第15話


 かつひこの左手をとる。かつひこの唇を、私の人差指が拭う。私とかつひこだけを残して、世界が止まってしまったみたいだった。蝉の鳴き声が、エアコンの機械音が、私の中から遠ざかっていく。

 そのとき、ぶるる、という携帯のバイブの音がして、私たちの間だけに流れていた時間を切り裂いた。かつひこが素早くテーブルの上に置いてある私の携帯電話に視線をやったとき、気付ば私は身を乗り出して、かつひこの唇を奪っていた。がさがさとしていて、捲れた皮からは鉄の味がする。私に流れているものと同じ、にがくてあまい鉄の味。


 かつひこの両目が見開かれる。

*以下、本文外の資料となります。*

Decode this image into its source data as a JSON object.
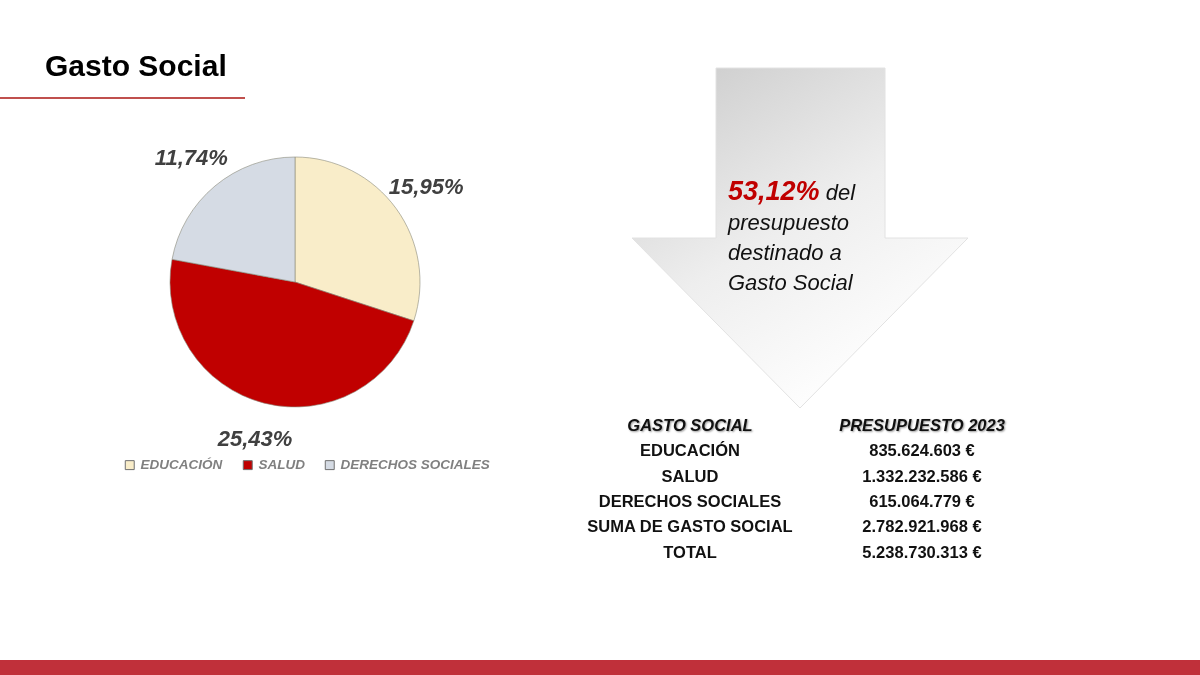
{
  "chart_data": {
    "type": "pie",
    "title": "Gasto Social",
    "categories": [
      "EDUCACIÓN",
      "SALUD",
      "DERECHOS SOCIALES"
    ],
    "values": [
      15.95,
      25.43,
      11.74
    ],
    "colors": [
      "#f9edc9",
      "#c00000",
      "#d5dbe4"
    ],
    "value_labels": [
      "15,95%",
      "25,43%",
      "11,74%"
    ],
    "legend": "bottom",
    "annotations": [
      "53,12%",
      "del presupuesto destinado a Gasto Social",
      "GASTO SOCIAL",
      "PRESUPUESTO 2023",
      "EDUCACIÓN",
      "835.624.603 €",
      "SALUD",
      "1.332.232.586 €",
      "DERECHOS SOCIALES",
      "615.064.779 €",
      "SUMA DE GASTO SOCIAL",
      "2.782.921.968 €",
      "TOTAL",
      "5.238.730.313 €"
    ]
  }
}
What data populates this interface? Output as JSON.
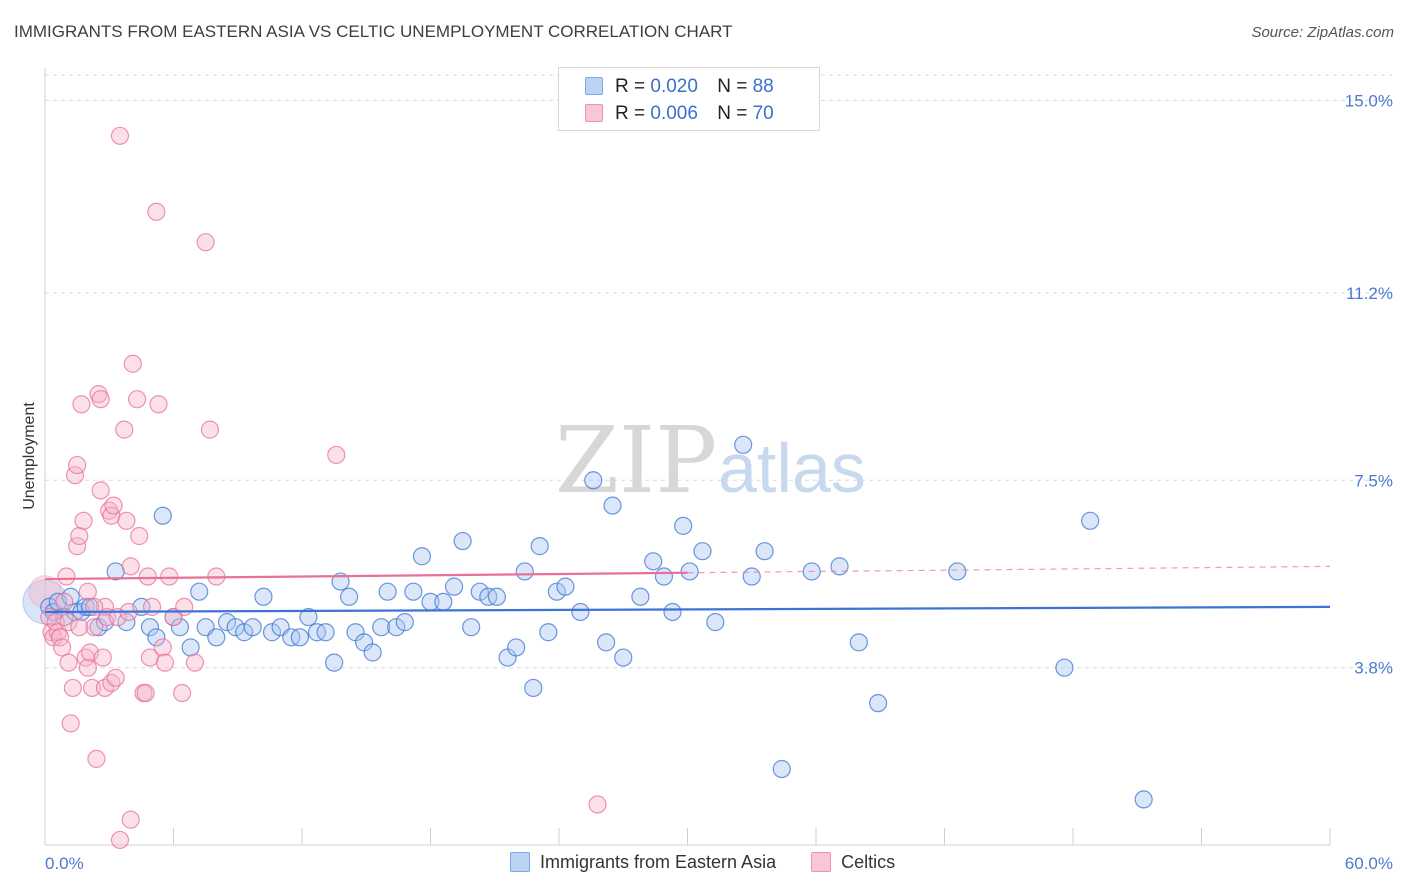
{
  "title": "IMMIGRANTS FROM EASTERN ASIA VS CELTIC UNEMPLOYMENT CORRELATION CHART",
  "source": "Source: ZipAtlas.com",
  "watermark": {
    "zip": "ZIP",
    "atlas": "atlas"
  },
  "legend": {
    "blue": {
      "r_label": "R =",
      "r_value": "0.020",
      "n_label": "N =",
      "n_value": "88"
    },
    "pink": {
      "r_label": "R =",
      "r_value": "0.006",
      "n_label": "N =",
      "n_value": "70"
    }
  },
  "colors": {
    "blue": "#3b74d4",
    "blue_fill": "#a9c6f0",
    "pink": "#e8709a",
    "pink_fill": "#f6b6cb",
    "axis_label": "#4a7bd0"
  },
  "chart_data": {
    "type": "scatter",
    "title": "IMMIGRANTS FROM EASTERN ASIA VS CELTIC UNEMPLOYMENT CORRELATION CHART",
    "xlabel": "",
    "ylabel": "Unemployment",
    "xlim": [
      0,
      60
    ],
    "ylim": [
      0.3,
      15.5
    ],
    "x_tick_labels": [
      "0.0%",
      "60.0%"
    ],
    "y_ticks": [
      3.8,
      7.5,
      11.2,
      15.0
    ],
    "y_tick_labels": [
      "3.8%",
      "7.5%",
      "11.2%",
      "15.0%"
    ],
    "grid": true,
    "series": [
      {
        "name": "Immigrants from Eastern Asia",
        "color": "blue",
        "trend": {
          "x": [
            0,
            60
          ],
          "y": [
            4.9,
            5.0
          ],
          "solid_to": 60
        },
        "points": [
          [
            0.2,
            5.0
          ],
          [
            0.4,
            4.9
          ],
          [
            0.6,
            5.1
          ],
          [
            0.9,
            4.8
          ],
          [
            1.2,
            5.2
          ],
          [
            1.4,
            4.9
          ],
          [
            1.7,
            4.9
          ],
          [
            1.9,
            5.0
          ],
          [
            2.1,
            5.0
          ],
          [
            2.5,
            4.6
          ],
          [
            2.8,
            4.7
          ],
          [
            3.3,
            5.7
          ],
          [
            3.8,
            4.7
          ],
          [
            4.5,
            5.0
          ],
          [
            4.9,
            4.6
          ],
          [
            5.2,
            4.4
          ],
          [
            5.5,
            6.8
          ],
          [
            6.0,
            4.8
          ],
          [
            6.3,
            4.6
          ],
          [
            6.8,
            4.2
          ],
          [
            7.2,
            5.3
          ],
          [
            7.5,
            4.6
          ],
          [
            8.0,
            4.4
          ],
          [
            8.5,
            4.7
          ],
          [
            8.9,
            4.6
          ],
          [
            9.3,
            4.5
          ],
          [
            9.7,
            4.6
          ],
          [
            10.2,
            5.2
          ],
          [
            10.6,
            4.5
          ],
          [
            11.0,
            4.6
          ],
          [
            11.5,
            4.4
          ],
          [
            11.9,
            4.4
          ],
          [
            12.3,
            4.8
          ],
          [
            12.7,
            4.5
          ],
          [
            13.1,
            4.5
          ],
          [
            13.5,
            3.9
          ],
          [
            13.8,
            5.5
          ],
          [
            14.2,
            5.2
          ],
          [
            14.5,
            4.5
          ],
          [
            14.9,
            4.3
          ],
          [
            15.3,
            4.1
          ],
          [
            15.7,
            4.6
          ],
          [
            16.0,
            5.3
          ],
          [
            16.4,
            4.6
          ],
          [
            16.8,
            4.7
          ],
          [
            17.2,
            5.3
          ],
          [
            17.6,
            6.0
          ],
          [
            18.0,
            5.1
          ],
          [
            18.6,
            5.1
          ],
          [
            19.1,
            5.4
          ],
          [
            19.5,
            6.3
          ],
          [
            19.9,
            4.6
          ],
          [
            20.3,
            5.3
          ],
          [
            20.7,
            5.2
          ],
          [
            21.1,
            5.2
          ],
          [
            21.6,
            4.0
          ],
          [
            22.0,
            4.2
          ],
          [
            22.4,
            5.7
          ],
          [
            22.8,
            3.4
          ],
          [
            23.1,
            6.2
          ],
          [
            23.5,
            4.5
          ],
          [
            23.9,
            5.3
          ],
          [
            24.3,
            5.4
          ],
          [
            25.0,
            4.9
          ],
          [
            25.6,
            7.5
          ],
          [
            26.2,
            4.3
          ],
          [
            26.5,
            7.0
          ],
          [
            27.0,
            4.0
          ],
          [
            27.8,
            5.2
          ],
          [
            28.4,
            5.9
          ],
          [
            28.9,
            5.6
          ],
          [
            29.3,
            4.9
          ],
          [
            29.8,
            6.6
          ],
          [
            30.1,
            5.7
          ],
          [
            30.7,
            6.1
          ],
          [
            31.3,
            4.7
          ],
          [
            32.6,
            8.2
          ],
          [
            33.0,
            5.6
          ],
          [
            33.6,
            6.1
          ],
          [
            34.4,
            1.8
          ],
          [
            35.8,
            5.7
          ],
          [
            37.1,
            5.8
          ],
          [
            38.0,
            4.3
          ],
          [
            38.9,
            3.1
          ],
          [
            42.6,
            5.7
          ],
          [
            47.6,
            3.8
          ],
          [
            48.8,
            6.7
          ],
          [
            51.3,
            1.2
          ]
        ]
      },
      {
        "name": "Celtics",
        "color": "pink",
        "trend": {
          "x": [
            0,
            60
          ],
          "y": [
            5.55,
            5.8
          ],
          "solid_to": 30
        },
        "points": [
          [
            0.2,
            4.8
          ],
          [
            0.3,
            4.5
          ],
          [
            0.4,
            4.4
          ],
          [
            0.5,
            4.7
          ],
          [
            0.6,
            4.5
          ],
          [
            0.7,
            4.4
          ],
          [
            0.8,
            4.2
          ],
          [
            0.9,
            5.1
          ],
          [
            1.0,
            5.6
          ],
          [
            1.1,
            3.9
          ],
          [
            1.1,
            4.7
          ],
          [
            1.2,
            2.7
          ],
          [
            1.3,
            3.4
          ],
          [
            1.4,
            7.6
          ],
          [
            1.5,
            7.8
          ],
          [
            1.5,
            6.2
          ],
          [
            1.6,
            6.4
          ],
          [
            1.7,
            9.0
          ],
          [
            1.8,
            6.7
          ],
          [
            1.9,
            4.0
          ],
          [
            2.0,
            3.8
          ],
          [
            2.0,
            5.3
          ],
          [
            2.1,
            4.1
          ],
          [
            2.2,
            3.4
          ],
          [
            2.3,
            4.6
          ],
          [
            2.4,
            2.0
          ],
          [
            2.5,
            9.2
          ],
          [
            2.6,
            9.1
          ],
          [
            2.7,
            4.0
          ],
          [
            2.8,
            3.4
          ],
          [
            2.8,
            5.0
          ],
          [
            2.9,
            4.8
          ],
          [
            3.0,
            6.9
          ],
          [
            3.1,
            3.5
          ],
          [
            3.1,
            6.8
          ],
          [
            3.2,
            7.0
          ],
          [
            3.3,
            3.6
          ],
          [
            3.4,
            4.8
          ],
          [
            3.5,
            14.3
          ],
          [
            3.7,
            8.5
          ],
          [
            3.8,
            6.7
          ],
          [
            3.9,
            4.9
          ],
          [
            4.0,
            5.8
          ],
          [
            4.0,
            0.8
          ],
          [
            4.1,
            9.8
          ],
          [
            4.3,
            9.1
          ],
          [
            4.4,
            6.4
          ],
          [
            4.6,
            3.3
          ],
          [
            4.7,
            3.3
          ],
          [
            4.8,
            5.6
          ],
          [
            4.9,
            4.0
          ],
          [
            5.0,
            5.0
          ],
          [
            5.2,
            12.8
          ],
          [
            5.3,
            9.0
          ],
          [
            5.5,
            4.2
          ],
          [
            5.6,
            3.9
          ],
          [
            5.8,
            5.6
          ],
          [
            6.0,
            4.8
          ],
          [
            6.4,
            3.3
          ],
          [
            6.5,
            5.0
          ],
          [
            7.0,
            3.9
          ],
          [
            7.5,
            12.2
          ],
          [
            7.7,
            8.5
          ],
          [
            8.0,
            5.6
          ],
          [
            1.6,
            4.6
          ],
          [
            2.3,
            5.0
          ],
          [
            13.6,
            8.0
          ],
          [
            25.8,
            1.1
          ],
          [
            3.5,
            0.4
          ],
          [
            2.6,
            7.3
          ]
        ]
      }
    ]
  },
  "bottom_legend": [
    "Immigrants from Eastern Asia",
    "Celtics"
  ]
}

何かを諦めたように、ゆっくりと瞳を閉じる。3秒後、かつひこは私の方に手を当てて、勢い良く引き離した。私は信じられないような気持ちで、呆然とかつひこの言葉を待った。長い、長い沈黙がそこに流れていた。


「まこ」

「なに」

「こういうことするの、やめろ。もう子どもじゃないんだから」

「は?何、言ってるの。・・・私のこと、一度だって、子どもだって思ったことないくせに」

「子どもだよ。それ以外に何がある。まこは俺の、たった一人の」


 かつひこが私のものにならないことは、耐え難い苦痛を私に与えた。頭の中で真っ赤な火花がちりちりと飛びはじめる。気づくと私は、二人お揃いで買った水玉のマグカップを床に叩きつけていた。マグカップの持ち手のかけらは私の頬に飛び、鈍い痛みとともに、赤い液体が皮膚を伝うのを感じた。それでもかつひこは私の腕をとってくれなかった。私の頭を撫でてもくれなかった。


 歯止めが効かない赤い激情が胸を襲い、私は獣のように部屋の中を暴れまわった。ぎりぎりと奥歯を噛み締めながら、次から次へと溢れてくる涙をそのままにして、部屋中の小物をなぎ倒していく私を、かつひこは感情のない瞳で見つめていた。二人の写真が入った写真立て、水族館で買ったいるかのガラスの置物、かつひこの大切にしている文庫本が、部屋の中に脈略なく散らばっていく。そうする内に私の心を支配していた赤い激情は也を潜めていき、全身から少しずつ力が抜けていくのが分かった。ガラスのかけらが散らばっている床にへたり込んだ私に、かつひこは優しい言葉ひとつかけなかった。その事実は私を絶望させるのに足るものだった。


「もう気が済んだろ。おれ、もう行かなきゃ」


 最後の力を振り絞って、かつひこの背中にしがみつく。この背中を離してしまえばもう一生、かつひこが私のものにならないような気がしたのだった。


「どこいくの。なにするの。誰と」


 かつひこは一瞬だけ、ひどく悲しい目をして私を見た。それから顔をそらして、「まこの知らない人だよ」と冷たい声で言った。私は何も言わず、どこか別の世界へ行こうとしているかつひこの背中を目で追いかけた。それしかできなかったと言っても良かった。パタンと音を立てて閉まるドアが、ぼやけて見えたのが最後だった。